An Arabidopsis grp7 mutant is defective in PTI responses and more susceptible to P. syringae, and these phenotypes are complemented by wild-type GRP7 but not by a GRP7 derivative that is reduced in its ability to bind to RNA. A and B, ROS levels in relative light units (RLU) (A) and callose (B) in wild-type Arabidopsis Columbia-0 (Col-0), the Columbia-0 grp7-1 mutant, the grp7-1 mutant complemented with wild-type GRP7 (grp7-1(GRP7)), and the grp7-1 mutant complemented with a GRP7 derivative containing a lysine instead of an arginine at position 49 (grp7-1(GRP7_R49K)) after treatment with flg22, elf18, or chitin.
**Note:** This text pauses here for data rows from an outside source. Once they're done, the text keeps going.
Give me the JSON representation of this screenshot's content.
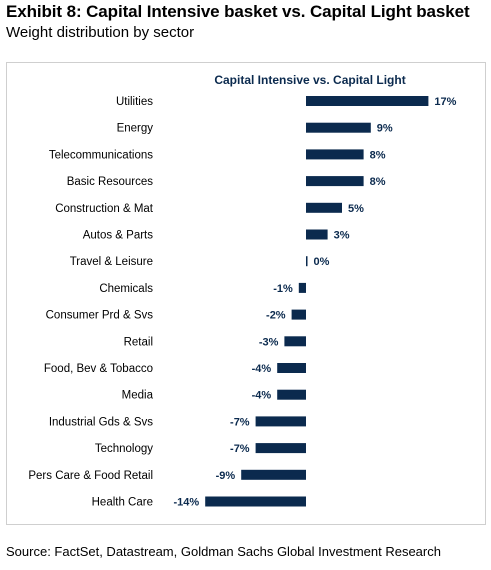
{
  "header": {
    "title": "Exhibit 8: Capital Intensive basket vs. Capital Light basket",
    "subtitle": "Weight distribution by sector"
  },
  "footer": {
    "source": "Source: FactSet, Datastream, Goldman Sachs Global Investment Research"
  },
  "colors": {
    "bar": "#0b2a4e",
    "frame": "#cfcfcf"
  },
  "chart_data": {
    "type": "bar",
    "orientation": "horizontal",
    "title": "Capital Intensive vs. Capital Light",
    "categories": [
      "Utilities",
      "Energy",
      "Telecommunications",
      "Basic Resources",
      "Construction & Mat",
      "Autos & Parts",
      "Travel & Leisure",
      "Chemicals",
      "Consumer Prd & Svs",
      "Retail",
      "Food, Bev & Tobacco",
      "Media",
      "Industrial Gds & Svs",
      "Technology",
      "Pers Care & Food Retail",
      "Health Care"
    ],
    "values": [
      17,
      9,
      8,
      8,
      5,
      3,
      0.2,
      -1,
      -2,
      -3,
      -4,
      -4,
      -7,
      -7,
      -9,
      -14
    ],
    "value_labels": [
      "17%",
      "9%",
      "8%",
      "8%",
      "5%",
      "3%",
      "0%",
      "-1%",
      "-2%",
      "-3%",
      "-4%",
      "-4%",
      "-7%",
      "-7%",
      "-9%",
      "-14%"
    ],
    "xlim": [
      -14,
      17
    ],
    "grid": false,
    "legend": "none"
  }
}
C, bacterial growth in the plants listed in A of wild-type P. syringae pv. tomato DC3000, a DC3000 polyeffector mutant lacking about one third of its type III effector inventory (UNL227), and a DC3000 mutant with a defective T3SS (hrcC). D, disease symptoms at day 4 on Arabidiopsis plants described in A after infection with wild-type DC3000.